4 thoughts on “Open Letter to the President of the Church of Jesus Christ of Latter Day Saints

  1. hermite2000 says:

    Hello Jessica,
    You may be misunderstanding this policy. Though I am imperfect and do not speak for the Church, I see this policy as a policy of love. Why would we ever baptize someone who does not have the permission or “blessing” from their parents, it just is not done. This is not new. This keeps families together, instead of creating an adversarial environment in the home, by pitting the child’s belief system against the parents, regardless of how those parents are situated. Also, religion is about faith and volunteerism and nothing compulsory.
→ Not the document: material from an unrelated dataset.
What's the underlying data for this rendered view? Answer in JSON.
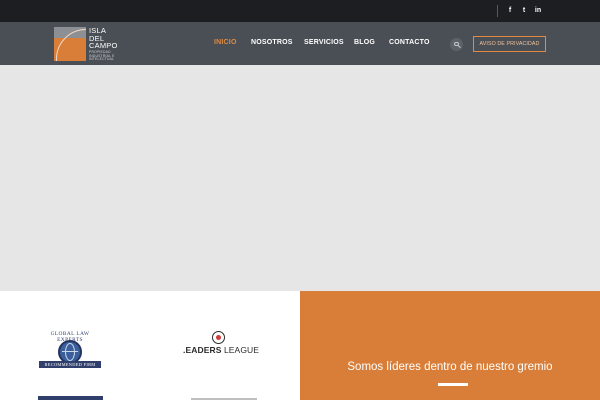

Come or go, we wish all to peruse what they feel is their path to happiness. But if we are members of a certain religion, should we not be held to the standards and tenants of that religion? The Gospel of Christ is for all mankind, and this policy allows for love to flourish and gives the power to parents to unite their family in whichever faith they wish to follow. Peace.

    Like

    1. Ruby says:

      Who is to say that these children do not have their parents blessing? What about the children of hetero divorce where one parent is gay/lesbian and fully supports child’s choice? I don’t see this as love.

      Like

    2. J Red says:

      Sorry, but you happen to be misinformed in your interpretation. I’ll focus on the rhetorical question: “Why would we ever baptize someone who does not have the permission or “blessing” from their parents, it just is not done.” If the kids in question do not have permission, it’s true that they Church wouldn’t baptize them and that would be the parent’s decision. However, that is not the case here. What is happening is that the Church is taking away the parents’ right to allow baptism and the child’s right to decide. The Church just said, sorry you can’t be baptized even if you and your parents approve because of one or more parent’s sin. Keep in mind that most worthy kids can get baptized with parental approval, even if the parents are drunks, inactive, abusive, members of other religions. My brother and I were baptized when I was a child. Our adult sister and grandmother were members so we had a support system, and my mother was an inactive Catholic who let us make our own decisions and my dad was non-religious. My parents were divorced and living with people they were not married to. If I applied your logic to my situation, I would not have been baptized, received, the priesthood, gone a mission, attended BYU, and was married in the temple. But maybe I should have been protected from that life?